Buford obsesses over the intersecting currents of French and Italian culinary history. He pours over cookbooks: La Varenne's 1651 Le Cuisinier François, but also worn, family recipe books picked up at flea markets. "I coveted stained, used, filthy ones," he says, "and found an almost addictive pleasure in flipping through pages that had been studied, in some cases, more than a century before."
Buford describes one recipe book as "a seventy year conversation between a grandmother, a mother and a daughter, until finally it was swept out in an estate-clearing auction of whatnots and ended up on eBay."

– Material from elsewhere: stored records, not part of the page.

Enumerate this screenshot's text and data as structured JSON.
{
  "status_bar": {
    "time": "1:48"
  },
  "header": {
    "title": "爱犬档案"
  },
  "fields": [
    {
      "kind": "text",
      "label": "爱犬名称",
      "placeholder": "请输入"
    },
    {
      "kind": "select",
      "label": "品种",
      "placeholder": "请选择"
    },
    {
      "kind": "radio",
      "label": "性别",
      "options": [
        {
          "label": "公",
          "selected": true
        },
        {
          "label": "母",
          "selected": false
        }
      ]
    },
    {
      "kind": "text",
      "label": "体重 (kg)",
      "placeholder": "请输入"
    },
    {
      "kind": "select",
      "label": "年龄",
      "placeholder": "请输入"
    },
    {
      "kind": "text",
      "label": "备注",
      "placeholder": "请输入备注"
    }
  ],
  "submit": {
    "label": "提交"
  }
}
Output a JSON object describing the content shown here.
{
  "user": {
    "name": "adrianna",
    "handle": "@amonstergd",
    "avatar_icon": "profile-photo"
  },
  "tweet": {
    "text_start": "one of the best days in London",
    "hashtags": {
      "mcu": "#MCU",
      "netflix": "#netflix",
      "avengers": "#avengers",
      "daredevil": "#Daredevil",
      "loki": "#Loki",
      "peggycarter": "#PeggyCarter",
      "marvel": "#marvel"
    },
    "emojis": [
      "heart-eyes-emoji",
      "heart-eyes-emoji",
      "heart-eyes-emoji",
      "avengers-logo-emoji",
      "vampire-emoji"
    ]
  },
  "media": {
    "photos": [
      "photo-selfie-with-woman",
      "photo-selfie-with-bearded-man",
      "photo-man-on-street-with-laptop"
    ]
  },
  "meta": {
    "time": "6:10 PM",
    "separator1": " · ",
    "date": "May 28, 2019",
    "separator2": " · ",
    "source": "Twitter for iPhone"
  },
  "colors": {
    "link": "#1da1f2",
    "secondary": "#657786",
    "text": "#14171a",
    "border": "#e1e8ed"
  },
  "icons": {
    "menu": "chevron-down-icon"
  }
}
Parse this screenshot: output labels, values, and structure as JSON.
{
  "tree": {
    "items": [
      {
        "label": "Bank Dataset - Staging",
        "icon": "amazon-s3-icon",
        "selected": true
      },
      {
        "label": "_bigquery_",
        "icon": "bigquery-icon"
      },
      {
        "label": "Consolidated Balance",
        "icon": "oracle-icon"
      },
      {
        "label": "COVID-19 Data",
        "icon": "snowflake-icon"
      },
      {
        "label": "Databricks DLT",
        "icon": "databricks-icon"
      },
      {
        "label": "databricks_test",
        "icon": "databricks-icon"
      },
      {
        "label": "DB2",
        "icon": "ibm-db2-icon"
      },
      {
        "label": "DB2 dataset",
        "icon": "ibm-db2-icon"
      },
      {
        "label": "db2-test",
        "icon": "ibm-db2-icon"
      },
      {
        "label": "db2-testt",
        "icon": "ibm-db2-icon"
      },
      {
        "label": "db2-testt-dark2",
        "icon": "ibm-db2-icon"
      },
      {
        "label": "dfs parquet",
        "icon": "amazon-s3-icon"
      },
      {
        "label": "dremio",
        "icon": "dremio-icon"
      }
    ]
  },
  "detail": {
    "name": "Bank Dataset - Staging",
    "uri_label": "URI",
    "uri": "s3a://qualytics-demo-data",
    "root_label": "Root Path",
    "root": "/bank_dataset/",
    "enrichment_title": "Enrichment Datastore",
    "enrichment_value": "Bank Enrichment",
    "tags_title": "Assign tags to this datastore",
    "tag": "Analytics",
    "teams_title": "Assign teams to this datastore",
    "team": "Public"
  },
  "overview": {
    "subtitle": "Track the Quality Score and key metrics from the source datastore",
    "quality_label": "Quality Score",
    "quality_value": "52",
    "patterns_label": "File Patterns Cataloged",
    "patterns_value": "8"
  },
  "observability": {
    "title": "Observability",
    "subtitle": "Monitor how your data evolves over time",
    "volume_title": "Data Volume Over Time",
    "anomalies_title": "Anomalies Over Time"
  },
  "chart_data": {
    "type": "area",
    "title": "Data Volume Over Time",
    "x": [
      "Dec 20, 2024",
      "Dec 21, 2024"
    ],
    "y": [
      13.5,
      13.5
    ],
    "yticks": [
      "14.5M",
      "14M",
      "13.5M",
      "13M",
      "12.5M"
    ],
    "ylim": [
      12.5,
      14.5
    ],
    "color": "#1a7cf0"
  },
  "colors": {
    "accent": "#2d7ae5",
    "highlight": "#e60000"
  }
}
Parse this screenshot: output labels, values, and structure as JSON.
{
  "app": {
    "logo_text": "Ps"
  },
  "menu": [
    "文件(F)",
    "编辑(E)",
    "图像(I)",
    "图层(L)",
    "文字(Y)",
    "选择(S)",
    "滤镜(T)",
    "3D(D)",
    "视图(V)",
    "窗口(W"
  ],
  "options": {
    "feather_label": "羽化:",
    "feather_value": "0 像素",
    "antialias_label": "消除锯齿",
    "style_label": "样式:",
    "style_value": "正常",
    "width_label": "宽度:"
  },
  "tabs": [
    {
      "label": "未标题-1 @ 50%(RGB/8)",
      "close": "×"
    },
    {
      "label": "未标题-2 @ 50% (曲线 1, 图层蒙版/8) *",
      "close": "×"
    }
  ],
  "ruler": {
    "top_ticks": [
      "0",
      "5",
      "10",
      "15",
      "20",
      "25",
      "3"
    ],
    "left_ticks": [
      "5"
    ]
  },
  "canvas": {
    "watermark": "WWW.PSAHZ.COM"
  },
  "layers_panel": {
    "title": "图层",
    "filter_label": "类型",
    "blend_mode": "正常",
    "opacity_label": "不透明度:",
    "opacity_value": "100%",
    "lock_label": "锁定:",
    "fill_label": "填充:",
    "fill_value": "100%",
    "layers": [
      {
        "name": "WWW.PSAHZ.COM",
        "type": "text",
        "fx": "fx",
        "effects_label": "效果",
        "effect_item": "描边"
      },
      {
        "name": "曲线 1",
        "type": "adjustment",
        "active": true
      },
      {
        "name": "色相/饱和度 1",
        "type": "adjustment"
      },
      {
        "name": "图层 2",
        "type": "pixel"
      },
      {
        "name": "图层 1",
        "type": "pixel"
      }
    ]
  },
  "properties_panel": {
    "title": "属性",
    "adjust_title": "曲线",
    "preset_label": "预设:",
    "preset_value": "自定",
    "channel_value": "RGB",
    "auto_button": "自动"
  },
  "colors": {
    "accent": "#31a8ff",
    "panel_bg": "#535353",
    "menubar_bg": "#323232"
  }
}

He called another collection of recipes "radiant and sad and beautiful." It was put together on "sheets of another era's thin paper," by a French soldier captured by the Nazis when they invaded France in 1940. The prisoner of war painstakingly details the recipes for his nation's most beloved dishes — a cassoulet from the southwest; a cervelas de Strasbourg from Alsace. Buford senses his urgency in case these should be lost. "It needs to be preserved, like civility, like dignity, like the table, like a shelter that protects us from the ugliness just outside our front door — the crudeness, cruelty, selfishness, the incomprehensible injustice."
That soldier, says Buford, recognized that cuisine "protects us in our humanity."
Buford's months-long stay in Lyon turns into five years — time enough to answer most of his questions, and for his insights to ripen. He even masters the poulet en vessie. But he stays so long he fears his sons may never speak perfect English! And that's when he realizes it's time to go.
But I am glad Buford stayed as long as he did. I feel he truly took me to the heart of French cuisine.